LA County Sues to Stop Reopening of Aliso Canyon After Gas Leak as Covered by Law360

Law360, New York (March 9, 2017, 2:37 PM EST) — Los Angeles County sued state regulators in a California court on Wednesday demanding SoCalGas undertake further safety and environmental reviews before reopening a facility that was the site of the largest gas leak in U.S. history.

In a complaint filed in California Superior Court, the county alleges the state’s Division of Oil, Gas, and Geothermal Resources, or DOGGR, prematurely concluded without proper environmental review that the Aliso Canyon natural gas storage facility in the San Fernando Valley was safe before looking into seismic risks and without waiting for the results of an investigation into what caused more than 100,000 metric tons of hazardous natural gas to leak into the nearby Porter Ranch community.

“Despite the risk of another disastrous leak, [regulators] intend to authorize reinjections of gas at high pressure into the Aliso Canyon facility without complying with their legislatively mandated duties,” the complaint says. “They have not completed the comprehensive safety review required by [the Senate], have not addressed the risks of failure at Aliso Canyon and have not completed the root-cause analysis.”

The county is seeking a court order that would block the reopening of the facility until the DOGGR completes and makes public an environmental impact report pursuant to the California Environmental Quality Act, requesting no gas injections take place until those obligations have been met.

The suit asks regulators “to perform their jobs” under the California laws that were “enacted to protect the residents of Los Angeles County, and the Porter Ranch community in particular, from another catastrophic leak at the Aliso Canyon gas storage facility, and to protect the environment of this state from further harm and degradation,” the county said.

“State regulators must get to the bottom of what caused the Aliso Canyon blowout, provide the public with results of that investigation, and conduct a public environmental review process that considers alternatives and mitigations,” county supervisor Kathryn Barger said in a statement about the complaint. “The county’s lawsuit seeks to ensure that DOGGR fully complies with its obligation to certify that the Aliso Canyon facility can be operated safely and that a devastating well failure and gas leak can never happen again.”

The leak at the center of the suit dates back to October 2015, when for nearly four months, natural gas leaked into the surrounding community of Porter Ranch, leading the county’s board of supervisors to declare a state of emergency and relocate thousands of residents to temporary housing, the complaint says.
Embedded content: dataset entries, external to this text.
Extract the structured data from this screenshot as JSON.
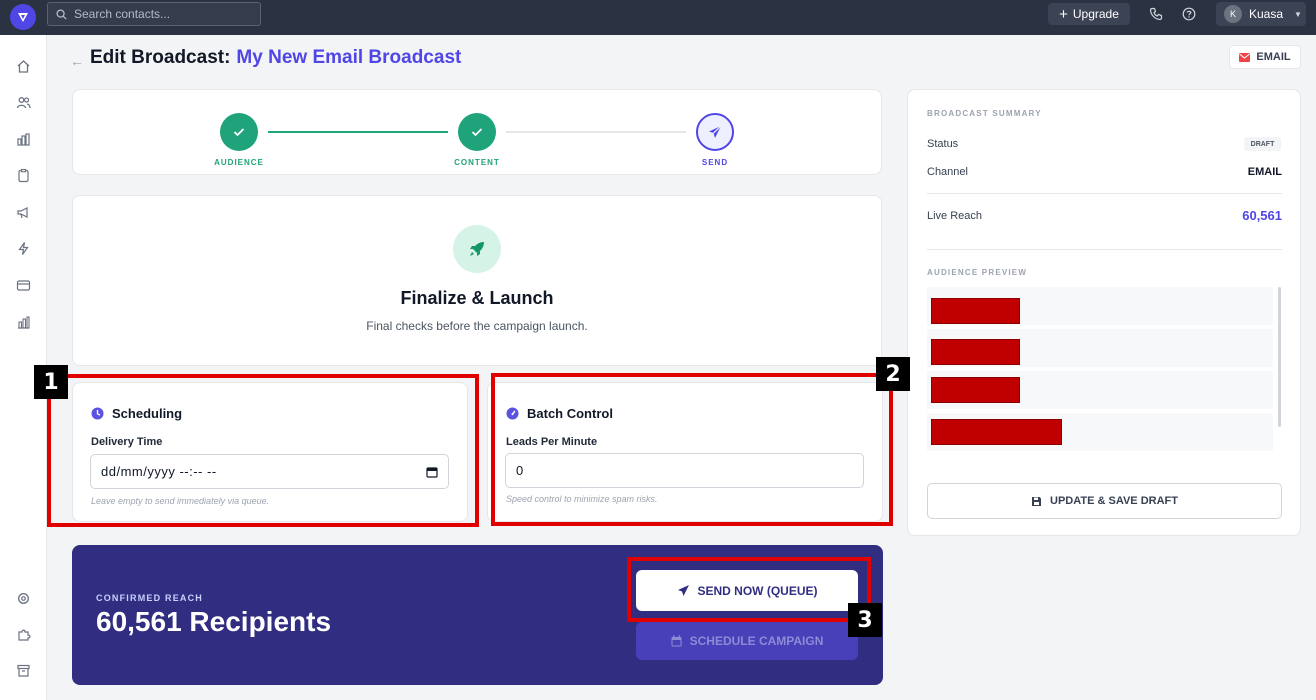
{
  "topbar": {
    "search_placeholder": "Search contacts...",
    "upgrade_label": "Upgrade",
    "user_initial": "K",
    "user_name": "Kuasa"
  },
  "header": {
    "title_prefix": "Edit Broadcast:",
    "broadcast_name": "My New Email Broadcast",
    "channel_chip": "EMAIL"
  },
  "stepper": {
    "steps": [
      {
        "label": "AUDIENCE",
        "state": "done"
      },
      {
        "label": "CONTENT",
        "state": "done"
      },
      {
        "label": "SEND",
        "state": "current"
      }
    ]
  },
  "finalize": {
    "title": "Finalize & Launch",
    "subtitle": "Final checks before the campaign launch."
  },
  "scheduling": {
    "heading": "Scheduling",
    "field_label": "Delivery Time",
    "field_value": "dd/mm/yyyy --:-- --",
    "hint": "Leave empty to send immediately via queue."
  },
  "batch": {
    "heading": "Batch Control",
    "field_label": "Leads Per Minute",
    "field_value": "0",
    "hint": "Speed control to minimize spam risks."
  },
  "summary": {
    "title": "BROADCAST SUMMARY",
    "status_label": "Status",
    "status_value": "DRAFT",
    "channel_label": "Channel",
    "channel_value": "EMAIL",
    "reach_label": "Live Reach",
    "reach_value": "60,561",
    "preview_title": "AUDIENCE PREVIEW",
    "save_label": "UPDATE & SAVE DRAFT"
  },
  "reach_banner": {
    "label": "CONFIRMED REACH",
    "value": "60,561 Recipients",
    "send_label": "SEND NOW (QUEUE)",
    "schedule_label": "SCHEDULE CAMPAIGN"
  },
  "annotations": [
    "1",
    "2",
    "3"
  ],
  "colors": {
    "accent": "#4f46e5",
    "success": "#1fa37a",
    "banner": "#312e81",
    "topbar": "#2b3242",
    "highlight": "#e00000",
    "redaction": "#c00000"
  }
}
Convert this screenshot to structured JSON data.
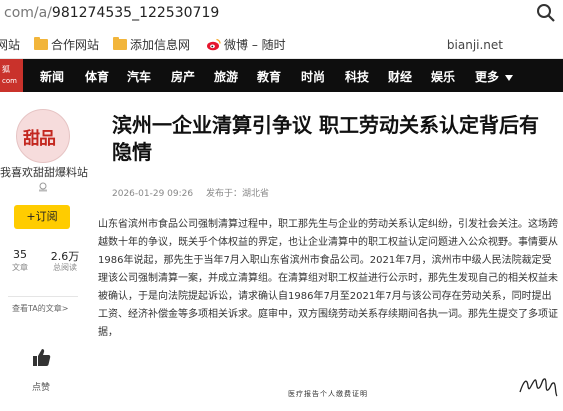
{
  "browser": {
    "url_prefix": "com/a/",
    "url_path": "981274535_122530719"
  },
  "bookmarks": [
    {
      "label": "网站"
    },
    {
      "label": "合作网站"
    },
    {
      "label": "添加信息网"
    },
    {
      "label": "微博 – 随时"
    }
  ],
  "bookmarks_right": "bianji.net",
  "logo": {
    "top": "狐",
    "bottom": "com"
  },
  "nav": {
    "items": [
      "新闻",
      "体育",
      "汽车",
      "房产",
      "旅游",
      "教育",
      "时尚",
      "科技",
      "财经",
      "娱乐"
    ],
    "more": "更多"
  },
  "author": {
    "avatar_text": "甜品",
    "name": "我喜欢甜甜爆料站",
    "follow_label": "+订阅",
    "articles_count": "35",
    "articles_label": "文章",
    "reads_count": "2.6万",
    "reads_label": "总阅读",
    "more_link": "查看TA的文章>"
  },
  "like": {
    "label": "点赞"
  },
  "article": {
    "title": "滨州一企业清算引争议 职工劳动关系认定背后有隐情",
    "date": "2026-01-29 09:26",
    "source": "发布于：湖北省",
    "body": "山东省滨州市食品公司强制清算过程中，职工那先生与企业的劳动关系认定纠纷，引发社会关注。这场跨越数十年的争议，既关乎个体权益的界定，也让企业清算中的职工权益认定问题进入公众视野。事情要从1986年说起，那先生于当年7月入职山东省滨州市食品公司。2021年7月，滨州市中级人民法院裁定受理该公司强制清算一案，并成立清算组。在清算组对职工权益进行公示时，那先生发现自己的相关权益未被确认，于是向法院提起诉讼，请求确认自1986年7月至2021年7月与该公司存在劳动关系，同时提出工资、经济补偿金等多项相关诉求。庭审中，双方围绕劳动关系存续期间各执一词。那先生提交了多项证据，",
    "doc_caption": "医疗报告个人缴费证明"
  },
  "colors": {
    "nav_bg": "#0e0e0e",
    "follow_bg": "#ffcc00",
    "logo_bg": "#c9322b"
  }
}
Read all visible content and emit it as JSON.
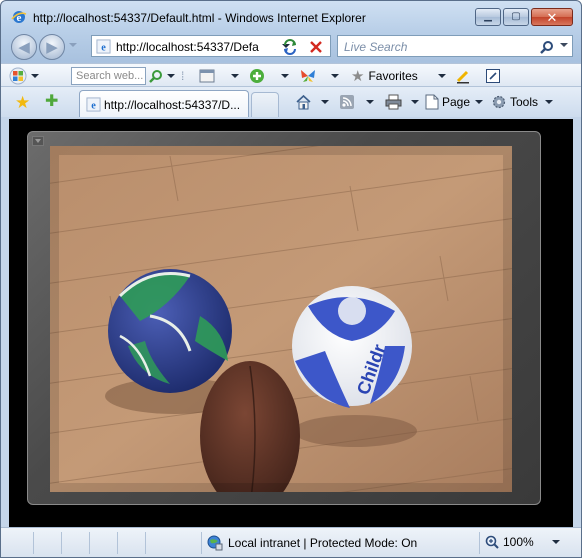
{
  "window": {
    "title": "http://localhost:54337/Default.html - Windows Internet Explorer"
  },
  "address_bar": {
    "url": "http://localhost:54337/Defa"
  },
  "live_search": {
    "placeholder": "Live Search"
  },
  "links_toolbar": {
    "search_placeholder": "Search web...",
    "favorites_label": "Favorites"
  },
  "tabs": [
    {
      "label": "http://localhost:54337/D..."
    }
  ],
  "command_bar": {
    "page_label": "Page",
    "tools_label": "Tools"
  },
  "status_bar": {
    "zone_text": "Local intranet | Protected Mode: On",
    "zoom": "100%"
  },
  "colors": {
    "chrome_blue": "#b9cfe8",
    "close_red": "#c2432a",
    "player_gray": "#4a4a4a"
  },
  "icons": [
    "ie-icon",
    "minimize-icon",
    "maximize-icon",
    "close-icon",
    "back-icon",
    "forward-icon",
    "refresh-icon",
    "stop-icon",
    "search-icon",
    "favorites-star-icon",
    "add-favorite-icon",
    "home-icon",
    "feeds-icon",
    "print-icon",
    "page-icon",
    "tools-gear-icon",
    "globe-icon",
    "zoom-icon"
  ]
}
Afterward, the governor and the DOGGR put a moratorium on natural gas injections into the facility until regulators conducted a safety review of the entire facility and then addressed the risks of failure identified in that review.

The California Public Utilities Commission also opened an investigation into the facility.

The cause of the leak is still a mystery after 16 months of investigation, the complaint said, and analysis is ongoing with no end in sight.

“The root-cause analysis is central to the comprehensive safety review ordered by the governor and the Legislature,” the complaint said, adding that “without knowing the cause of the leak, [regulators] cannot know if it is safe to pump natural gas at high pressure into the facility.”

The county argues the DOGGR has also ignored seismic risks from the Santa Susana Fault that crosses through the Aliso Canyon field, as well as recommendations from the county’s oil well experts to install safety measures that would prevent well failure.

“The people living near this facility should not have to live in fear of another major catastrophe,” the county said in the suit.

The Aliso Canyon facility, the largest of SoCalGas’ natural gas facilities, contains 115 wells and has a capacity of 86.2 billion cubic feet of natural gas.

A representative for the DOGGR told Law360 the department does not comment on pending litigation.

Counsel information for the department was not available.

The county is represented by Mary C. Wickham, Lawrence L. Hafetz and Scott Kuhn of the Office of the County Counsel, and Louis R. Miller, Mira Hashmall and Amnon Siegel of Miller Barondess LLP.

The case is the County of Los Angeles v. California Department of Conservation, Division of Oil Gas and Geothermal Resources et al., case number BS 16 8 3 8J, in the Superior Court of the State of California for the County of Los Angeles Central Division.